To see the impact of Oakland cannabis culture, look no further than NYC. That’s right, my first entry as I take over Oakland’s premier cannabis column is about New York City.
Just last week, I was on holiday visiting family in Brooklyn, laying across the water from its more picturesque big sister, less statuesque, yet cooler. I was promised a brownstone full of second cousin stoners, but there wasn’t a whiff of the stuff in the house. Outside it was a different story, weed smell everywhere. With the medical scene too new to be viable yet, I made it my mission to find out where people get their weed.
Cruising with the family, I saw a “tobacco shop” with glass pipes and—wait a minute—little containers of bud marked with the CA government warning for weed. So I peel off from the family and go in.
“You sell weed here?” I ask. The cool cat nods and walks me back in the room, pulls out a flight of sealed glass jars marked with the CA warning. Beautiful, beautiful bud. Then I realize he’s smoking a jay. Without a word, he extends the joint to me. I’m about to fake hit it because of Covid, but being a fan-boy of serendipity, I take an old-pro drag without touching it to my lips.
“So where is this bud from?” I manage to ask after a moment.
“Cali,” he smiles, “California’s where it’s at.”
I wonder just how that works, interstate and all. I tell him I’m not going to buy any today. Before I leave, he passes the jay back again with a nod to the street. “They don’t got to know.”
Some days later, we found ourselves in Washington Square Park, eating from a dosa cart and digging on a jazz two-piece. There are chess games for hire, NYU students leading a dance class, kids and dogs and people in mental crisis mixing it up with passers-by. And impossible to miss is a ring of suitcase-stand vendors overflowing with cannabis products of every kind. All are marked with the CA warning. I ask a bunch of questions, but get only jokes in response. So the origins and quality of those vendors, so adjacent to NYU they’re practically essential workers, will have to remain a mystery.
Across Manhattan, I did get to meet a wonderful professional stoner girl named Iman who works at CBD Kratom in Chelsea. It’s a CBD and hemp derived Delta-8 store. No THC here, but we did talk a bit about the situation with California weed. She told me she has seen both real CA products and counterfeit.
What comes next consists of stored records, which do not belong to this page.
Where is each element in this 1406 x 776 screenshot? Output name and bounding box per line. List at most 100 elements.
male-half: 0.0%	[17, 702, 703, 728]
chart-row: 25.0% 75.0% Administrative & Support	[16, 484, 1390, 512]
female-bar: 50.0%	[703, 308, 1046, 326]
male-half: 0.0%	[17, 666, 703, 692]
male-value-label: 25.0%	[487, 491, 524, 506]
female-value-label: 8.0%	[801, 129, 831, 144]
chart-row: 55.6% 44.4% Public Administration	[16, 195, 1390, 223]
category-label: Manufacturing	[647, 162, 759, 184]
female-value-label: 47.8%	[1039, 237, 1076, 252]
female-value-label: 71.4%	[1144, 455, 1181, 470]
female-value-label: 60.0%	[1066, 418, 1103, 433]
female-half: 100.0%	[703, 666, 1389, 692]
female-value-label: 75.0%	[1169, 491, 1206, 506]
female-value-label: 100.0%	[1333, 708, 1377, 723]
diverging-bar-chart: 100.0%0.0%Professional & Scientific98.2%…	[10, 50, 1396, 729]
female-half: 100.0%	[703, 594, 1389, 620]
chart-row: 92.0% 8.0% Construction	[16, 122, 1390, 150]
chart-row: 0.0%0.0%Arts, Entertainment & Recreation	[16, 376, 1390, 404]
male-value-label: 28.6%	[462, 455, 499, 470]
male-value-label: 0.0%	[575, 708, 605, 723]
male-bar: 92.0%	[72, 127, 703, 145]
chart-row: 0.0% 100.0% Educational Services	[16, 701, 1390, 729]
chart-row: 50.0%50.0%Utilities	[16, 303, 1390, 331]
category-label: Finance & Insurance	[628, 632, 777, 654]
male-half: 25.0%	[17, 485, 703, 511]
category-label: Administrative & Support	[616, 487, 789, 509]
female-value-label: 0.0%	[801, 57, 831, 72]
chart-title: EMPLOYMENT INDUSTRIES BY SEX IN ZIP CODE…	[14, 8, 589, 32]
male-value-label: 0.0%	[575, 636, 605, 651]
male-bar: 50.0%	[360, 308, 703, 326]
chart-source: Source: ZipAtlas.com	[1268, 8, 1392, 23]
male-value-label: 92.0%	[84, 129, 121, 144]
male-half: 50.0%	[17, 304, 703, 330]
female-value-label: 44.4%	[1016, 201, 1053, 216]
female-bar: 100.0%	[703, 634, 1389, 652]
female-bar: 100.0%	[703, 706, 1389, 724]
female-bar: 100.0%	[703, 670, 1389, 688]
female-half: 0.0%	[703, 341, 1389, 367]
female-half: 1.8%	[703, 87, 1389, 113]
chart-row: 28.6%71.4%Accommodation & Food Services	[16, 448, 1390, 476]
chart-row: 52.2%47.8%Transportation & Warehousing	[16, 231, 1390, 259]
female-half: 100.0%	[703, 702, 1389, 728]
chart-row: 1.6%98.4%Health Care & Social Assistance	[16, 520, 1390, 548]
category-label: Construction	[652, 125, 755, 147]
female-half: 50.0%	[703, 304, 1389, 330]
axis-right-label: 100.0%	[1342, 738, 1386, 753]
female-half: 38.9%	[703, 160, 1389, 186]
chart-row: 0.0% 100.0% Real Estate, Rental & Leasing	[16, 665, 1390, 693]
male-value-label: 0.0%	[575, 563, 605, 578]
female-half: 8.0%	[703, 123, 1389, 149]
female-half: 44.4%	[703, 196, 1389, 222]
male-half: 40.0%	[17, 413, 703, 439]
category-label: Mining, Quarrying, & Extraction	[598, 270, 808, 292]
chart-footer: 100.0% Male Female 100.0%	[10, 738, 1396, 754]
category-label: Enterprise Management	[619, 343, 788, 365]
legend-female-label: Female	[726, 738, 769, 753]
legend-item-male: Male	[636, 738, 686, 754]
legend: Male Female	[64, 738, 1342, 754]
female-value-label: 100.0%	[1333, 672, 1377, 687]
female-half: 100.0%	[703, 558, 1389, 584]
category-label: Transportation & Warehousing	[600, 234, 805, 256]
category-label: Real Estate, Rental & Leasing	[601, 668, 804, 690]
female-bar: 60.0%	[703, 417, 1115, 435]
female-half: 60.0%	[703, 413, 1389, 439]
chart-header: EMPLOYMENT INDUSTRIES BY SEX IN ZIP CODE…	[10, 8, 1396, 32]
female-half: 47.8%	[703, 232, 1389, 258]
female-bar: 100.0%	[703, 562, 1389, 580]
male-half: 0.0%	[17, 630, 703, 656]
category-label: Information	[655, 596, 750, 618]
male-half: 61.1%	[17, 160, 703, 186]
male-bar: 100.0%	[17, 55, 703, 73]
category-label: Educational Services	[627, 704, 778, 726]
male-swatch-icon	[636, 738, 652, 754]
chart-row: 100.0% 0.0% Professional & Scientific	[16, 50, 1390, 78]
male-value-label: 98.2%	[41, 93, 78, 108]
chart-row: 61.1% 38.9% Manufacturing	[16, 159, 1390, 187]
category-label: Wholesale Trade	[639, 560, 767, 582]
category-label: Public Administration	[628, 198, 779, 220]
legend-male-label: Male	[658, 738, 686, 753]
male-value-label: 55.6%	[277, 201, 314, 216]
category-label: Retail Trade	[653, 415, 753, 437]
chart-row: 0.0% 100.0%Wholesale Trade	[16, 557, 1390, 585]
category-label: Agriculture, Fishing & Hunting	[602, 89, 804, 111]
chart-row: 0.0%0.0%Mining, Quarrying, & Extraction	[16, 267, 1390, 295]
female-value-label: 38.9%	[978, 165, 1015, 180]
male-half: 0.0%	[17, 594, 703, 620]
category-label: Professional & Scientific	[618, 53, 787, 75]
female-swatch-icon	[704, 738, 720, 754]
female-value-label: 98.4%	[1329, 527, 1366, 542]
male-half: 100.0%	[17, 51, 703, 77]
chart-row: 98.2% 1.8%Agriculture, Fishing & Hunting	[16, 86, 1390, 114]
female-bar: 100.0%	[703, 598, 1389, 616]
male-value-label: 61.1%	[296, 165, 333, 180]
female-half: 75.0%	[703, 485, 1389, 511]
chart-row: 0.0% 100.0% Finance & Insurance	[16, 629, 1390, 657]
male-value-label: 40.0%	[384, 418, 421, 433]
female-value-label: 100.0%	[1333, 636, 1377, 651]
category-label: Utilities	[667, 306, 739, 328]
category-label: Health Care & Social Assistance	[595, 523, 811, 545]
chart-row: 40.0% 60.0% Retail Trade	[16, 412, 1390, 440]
You can see subtle differences.
“Like with handbags,” I venture.
“Yes, exactly,” she laughs, her sick-ass colored braids swirling, “like a fake Louis Vuitton.”
When I mention the story about the tobacco shop in Brooklyn and we realize I’m staying in her same neighborhood, I get real specific about where people buy weed. “Anywhere” is her response.
“I’m Arab-Puerto Rican,” she says, all New York as f-k. “I just go into an Arab store, any bodega, I use the language and they show me.” These convenience stores are everywhere in Brooklyn, mostly owned by Arabs. When I express some trepidation about trying this myself, she says that any place selling a hookah will be good. Turns out, not so much.
My last day in NYC, I swing into a bodega as my wife is across the street picking up souvlaki for lunch. When I see a very clean father behind the counter working with his daughter, pure in her ornate headscarf, I hesitate awkwardly. “You guys sell weed here? Cannabis … grass?” A solemn shake of the head from father and I bail.
Next door, in a classic glass head shop, better luck. Smiling at my question, yeah, he indicates he does. I ask for Indica, but he ignores me.
“You want 40, 20?” That was my only choice; imagine. He wraps it in a black plastic bag below the counter and takes my $20. “You’re going to like it.”
Nice guy. No idea if it was good. I left the bud in its counterfeit CA package as a thank-you to my hosts and came back home to the mecca of marijuana, in plenty of time for a proper 4/20.